Sunday, October 18, 2009

How to feel special

As I was walking around Khor Virap (literally: "deep pit"), an excited but slightly skankily-dressed Armenian girl of perhaps 15 requested through my guide that she's like her picture taken with me. This is surely a sign of great things to come, but alas I fear this dream will dissipate along with the rest. The girl at the museum (they have lots of excess manpower hanging about everywhere) also excitedly confirmed how much Armenians love Indian culture, courtesy Soviet-era adoption of Bollywood as non-propaganda entertainment.

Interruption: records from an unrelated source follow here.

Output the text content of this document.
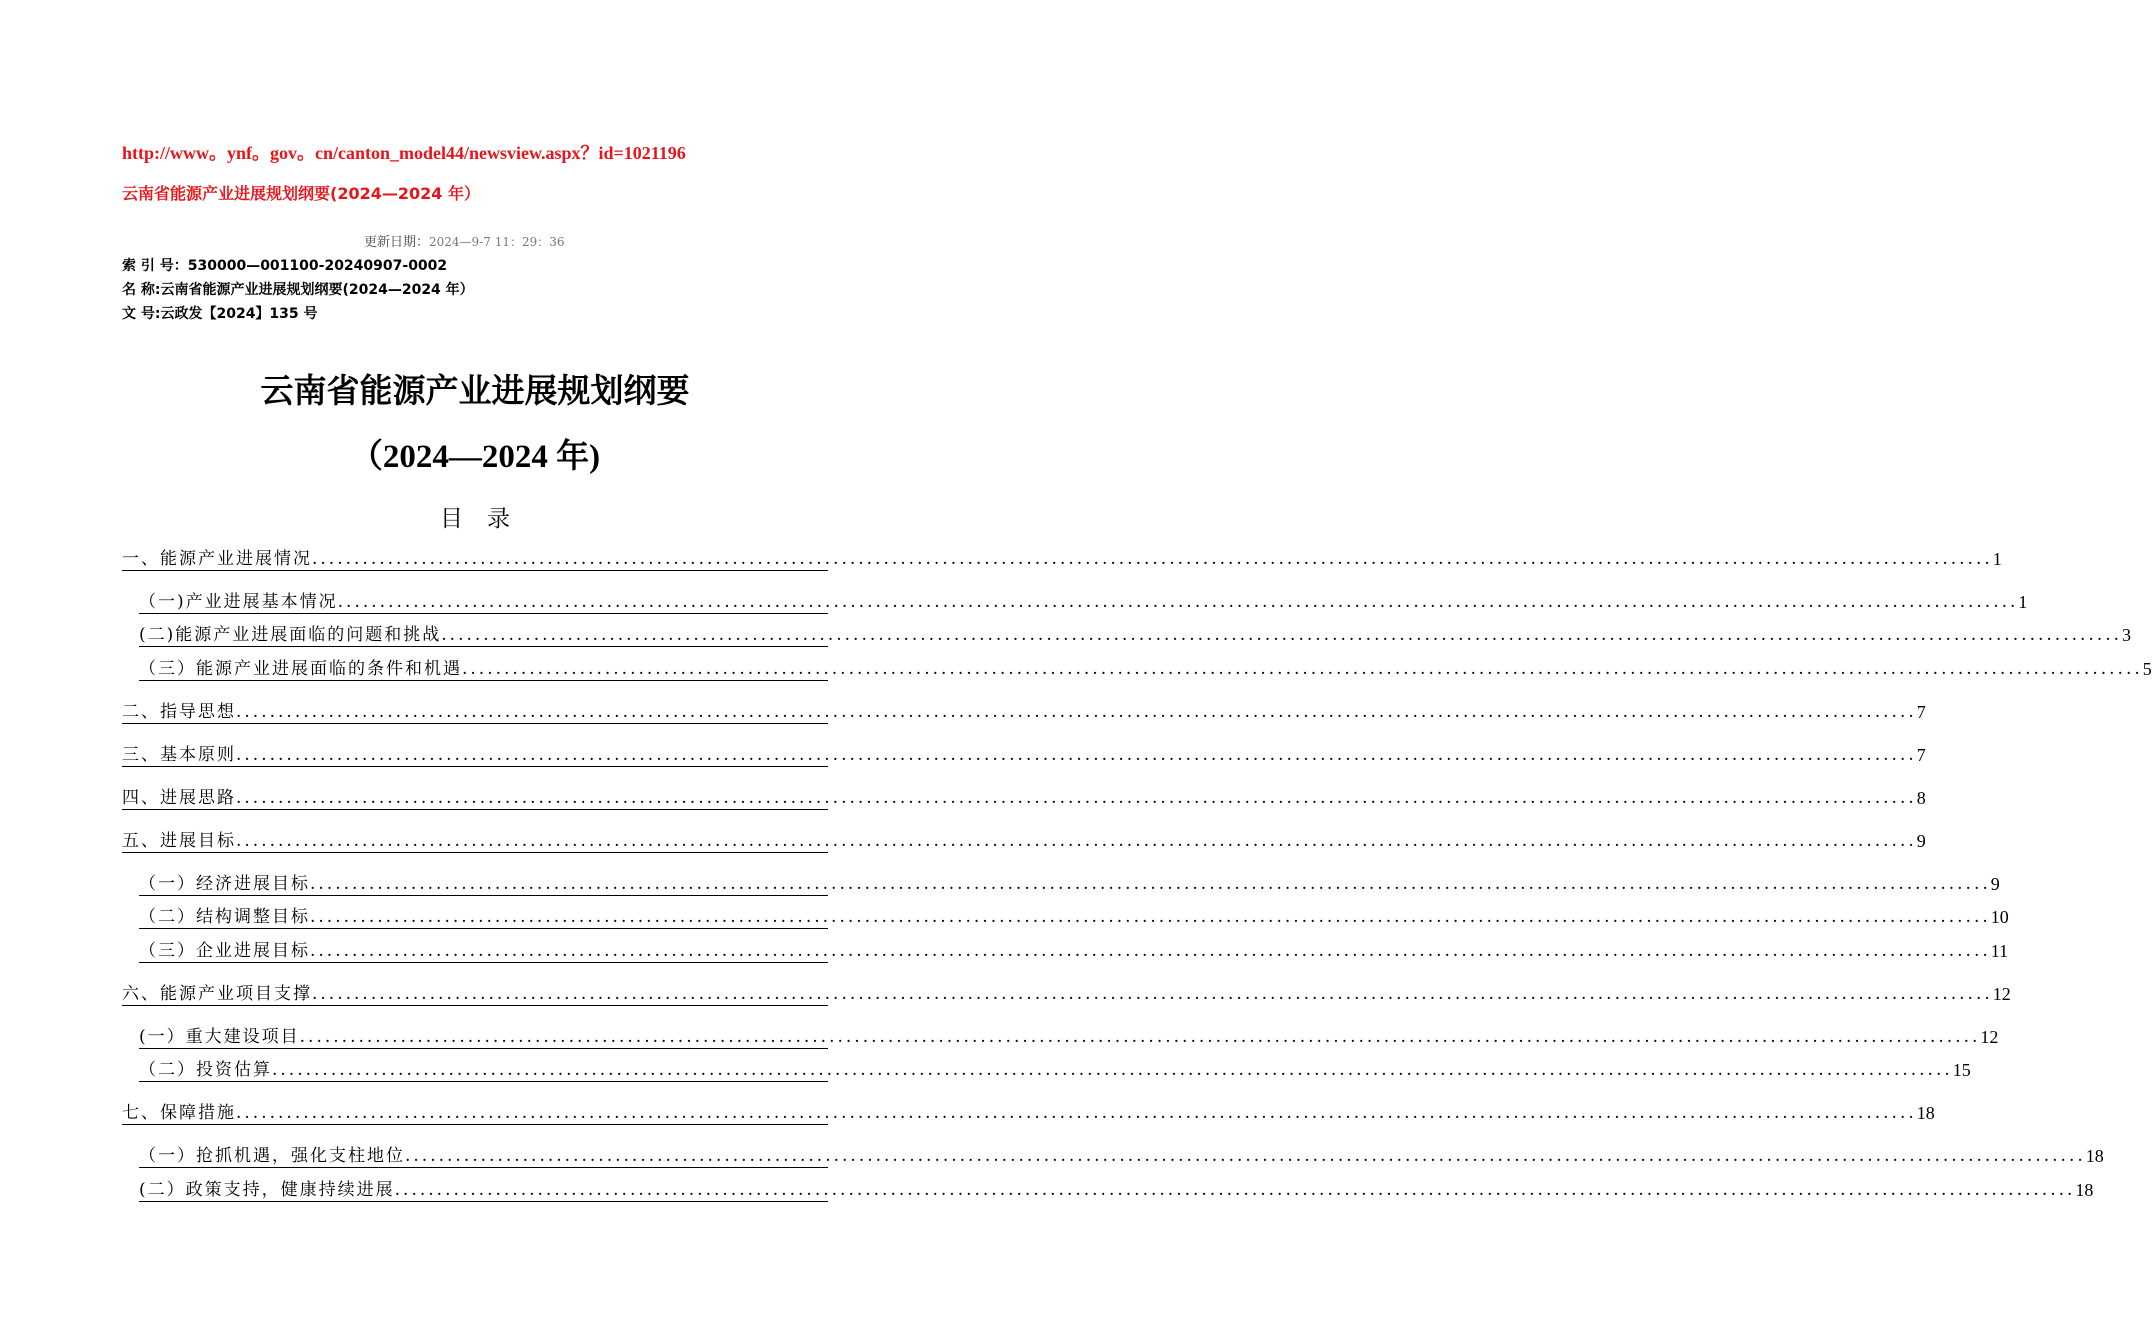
http://www。ynf。gov。cn/canton_model44/newsview.aspx？id=1021196
云南省能源产业进展规划纲要(2024—2024 年）
更新日期：2024—9-7 11：29：36
索 引 号：530000—001100-20240907-0002
名 称:云南省能源产业进展规划纲要(2024—2024 年）
文 号:云政发【2024】135 号
云南省能源产业进展规划纲要
（2024—2024 年)
目录
一、能源产业进展情况 ........................................................................................................................................................................................................ 1
（一)产业进展基本情况 ........................................................................................................................................................................................................ 1
(二)能源产业进展面临的问题和挑战 ........................................................................................................................................................................................................ 3
（三）能源产业进展面临的条件和机遇 ........................................................................................................................................................................................................ 5
二、指导思想 ........................................................................................................................................................................................................ 7
三、基本原则 ........................................................................................................................................................................................................ 7
四、进展思路 ........................................................................................................................................................................................................ 8
五、进展目标 ........................................................................................................................................................................................................ 9
（一）经济进展目标 ........................................................................................................................................................................................................ 9
（二）结构调整目标 ........................................................................................................................................................................................................ 10
（三）企业进展目标 ........................................................................................................................................................................................................ 11
六、能源产业项目支撑 ........................................................................................................................................................................................................ 12
(一）重大建设项目 ........................................................................................................................................................................................................ 12
（二）投资估算 ........................................................................................................................................................................................................ 15
七、保障措施 ........................................................................................................................................................................................................ 18
（一）抢抓机遇，强化支柱地位 ........................................................................................................................................................................................................ 18
(二）政策支持，健康持续进展 ........................................................................................................................................................................................................ 18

Finally, my (reasonably) cute guide Gayane, on the second of our two-day trip down south to Goris, had invited me and our driver for lunch to her grandma's house in the village of Shinuhayr, where she had grown up. The smart girl, god bless her, had called ahead to inform them I was vegetarian (note the tone of sarcasm). Anyway we were met by an old, sweet crone clad in black, slightly hunched with a headscarf - the matriarch. It was my guide's mom's mom. In the family were her uncle, his wife and two kids; and her aunt, whose husband "works in Russia" and whose 3 daughters were married and gone.

On the right of the dirt track (literally - some water and attempts at resurfacing with mud had created a quagmire) were a few 3-storeyed Soviet-era blocks of apartments reminiscent in style, color and decrepitude of any building in Chembur - or Marine Parade for that matter. The ancestral home was thankfully a one-storeyed house with slooping metal roof, with a large metal gate and a courtyard.  We entered a very small square area on the left, turned left and were at a mid-sized room with a TV and hi-fi system at one end, windows on three sides (including the wall separating it from an interior room) and a table laid out with a feast: green peas (tasted canned, but by far my favorite course of the day), some reddish pickled sort of veggies, fried potatoes and onions (with a side of poultry), some other weird greens, boiled pumpkin, salad etc. I was offered a shot of mulberry vodka ("Home made - stronger but better!"), of which I finished half and finally realized why on my second day in Armenia I had felt a strange sensation that my brain had become unhinged and was floating about (I said"brain" not "mind") - I'd had a shot of pear brandy the first evening. Some raspberry juice (home made, what else). "Foreigners can't drink our vodka", the man of the house was translated saying.

The uncle was a big man, with a head the size of a football and body that may have been used in Star Wars as Jabba the Hut. His fingers were the size of my forearms. He was apparently quite the wit as he was saying things that caused everyone to squeal. Clearly many were at my expense. The boy turned out to be 17, although based on the size of *his* fingers and his monobrow I had guessed him to be 18-22; then I had to guess Gayane's and she turned out to be 26, a little older than I had said (but about where I truthfully thought it would be).

Gayane was given a large plastic bag of fruit, picked from their backyard one assumed. The aunt and the female cousin jumped into the car for a ride till the center of town. We dropped them off and began the long drive back to Yerevan.